After that anomaly, the sector's quarterly claims totals dropped below $1 billion for five straight quarters. However, they grew to $1.01 billion in the third quarter and to $1.04 billion in the fourth quarter of 2021. And that's more or less been the pattern for the past 19 year: a few quarters above $1 billion, followed by a few quarters below that level.


Figure 7
Worldwide Warranty Claims Paid
by U.S.-based Building Trade Companies
(claims paid per quarter in US$ millions, 2017-2021)

Figure 7

For the entire year, warranty claims in the building trades stood at $4.03 billion, up about 4.8% from $3.85 billion in 2020. Homebuilders and building material manufacturers both saw claims rise about 8% last year, while the appliance & HVAC category saw claims remain almost unchanged.

Warranty Reserve Balances

Finally, we have one more warranty metric to detail: the ending balance in the combined warranty reserve funds of the hundreds of manufacturers that we track. And so we don't have to slog through three more separate charts, we've drawn in data for the eight largest industry categories and combined the remaining 10 into one big "other" category.


Figure 8
Worldwide Warranty Reserves
Held by U.S.-based Companies
(reserves held in US$ millions, 2017-2021)

Figure 8

As can be seen here, and as we detailed in last week's newsletter, the increases in the warranty reserves of GM and Ford are driving up the car & cycle category, and in turn the overall totals. By the end of 2021, U.S.-based manufacturers reported a cumulative $50 billion in their warranty reserve funds for the first time ever.

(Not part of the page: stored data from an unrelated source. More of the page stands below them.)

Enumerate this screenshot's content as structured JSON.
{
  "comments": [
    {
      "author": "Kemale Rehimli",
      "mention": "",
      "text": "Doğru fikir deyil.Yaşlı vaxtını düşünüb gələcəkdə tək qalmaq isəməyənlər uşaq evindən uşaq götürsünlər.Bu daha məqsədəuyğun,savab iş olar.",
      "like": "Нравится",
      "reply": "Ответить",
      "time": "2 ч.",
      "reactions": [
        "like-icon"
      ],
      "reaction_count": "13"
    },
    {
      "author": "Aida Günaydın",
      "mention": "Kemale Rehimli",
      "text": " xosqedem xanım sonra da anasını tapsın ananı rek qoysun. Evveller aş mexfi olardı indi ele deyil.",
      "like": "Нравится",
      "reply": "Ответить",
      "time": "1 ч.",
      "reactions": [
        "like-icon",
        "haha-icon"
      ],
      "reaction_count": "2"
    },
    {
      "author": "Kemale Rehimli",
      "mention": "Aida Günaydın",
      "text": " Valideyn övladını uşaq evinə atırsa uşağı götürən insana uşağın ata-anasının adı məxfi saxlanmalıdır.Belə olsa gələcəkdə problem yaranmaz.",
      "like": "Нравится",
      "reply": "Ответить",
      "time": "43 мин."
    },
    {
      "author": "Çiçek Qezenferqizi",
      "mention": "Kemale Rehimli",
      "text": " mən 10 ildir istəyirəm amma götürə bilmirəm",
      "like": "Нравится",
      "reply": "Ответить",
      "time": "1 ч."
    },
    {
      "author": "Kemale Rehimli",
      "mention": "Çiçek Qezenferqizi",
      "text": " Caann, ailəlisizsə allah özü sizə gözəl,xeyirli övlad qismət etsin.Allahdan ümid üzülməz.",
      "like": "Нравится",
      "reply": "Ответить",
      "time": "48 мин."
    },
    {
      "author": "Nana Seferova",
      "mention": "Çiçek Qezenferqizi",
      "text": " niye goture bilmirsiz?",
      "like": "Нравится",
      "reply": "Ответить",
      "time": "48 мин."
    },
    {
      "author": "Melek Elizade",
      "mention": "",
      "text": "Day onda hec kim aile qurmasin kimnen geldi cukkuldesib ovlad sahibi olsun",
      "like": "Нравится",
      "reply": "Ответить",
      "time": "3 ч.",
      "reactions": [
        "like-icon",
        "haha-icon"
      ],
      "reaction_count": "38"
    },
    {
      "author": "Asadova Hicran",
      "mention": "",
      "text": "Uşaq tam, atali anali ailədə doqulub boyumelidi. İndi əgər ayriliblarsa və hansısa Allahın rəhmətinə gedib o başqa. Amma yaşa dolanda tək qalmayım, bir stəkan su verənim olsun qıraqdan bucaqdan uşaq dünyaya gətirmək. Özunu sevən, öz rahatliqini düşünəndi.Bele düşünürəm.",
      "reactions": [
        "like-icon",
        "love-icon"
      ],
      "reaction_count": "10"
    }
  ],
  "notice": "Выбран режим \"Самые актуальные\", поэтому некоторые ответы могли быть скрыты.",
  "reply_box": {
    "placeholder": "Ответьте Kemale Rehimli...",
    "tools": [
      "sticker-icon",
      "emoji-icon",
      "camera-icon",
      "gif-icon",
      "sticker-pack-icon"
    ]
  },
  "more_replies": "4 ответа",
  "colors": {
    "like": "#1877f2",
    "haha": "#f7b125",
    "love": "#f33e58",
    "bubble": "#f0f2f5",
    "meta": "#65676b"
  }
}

The reserves held by car & cycle manufacturers represented about 41% of that total, followed by truck & bus at 11% and computers at 10%.

Warranty reserves grew by 5.1% by the end of last year to $50.06 billion. Once again, semiconductor category grew fastest (+31%), followed by cars (13%), new homes (+12%), and aerospace (+11%). The reserve balances of companies in the medical & scientific category fell fastest (-28%), followed by computers (-12%). All the other balances changed much more slightly.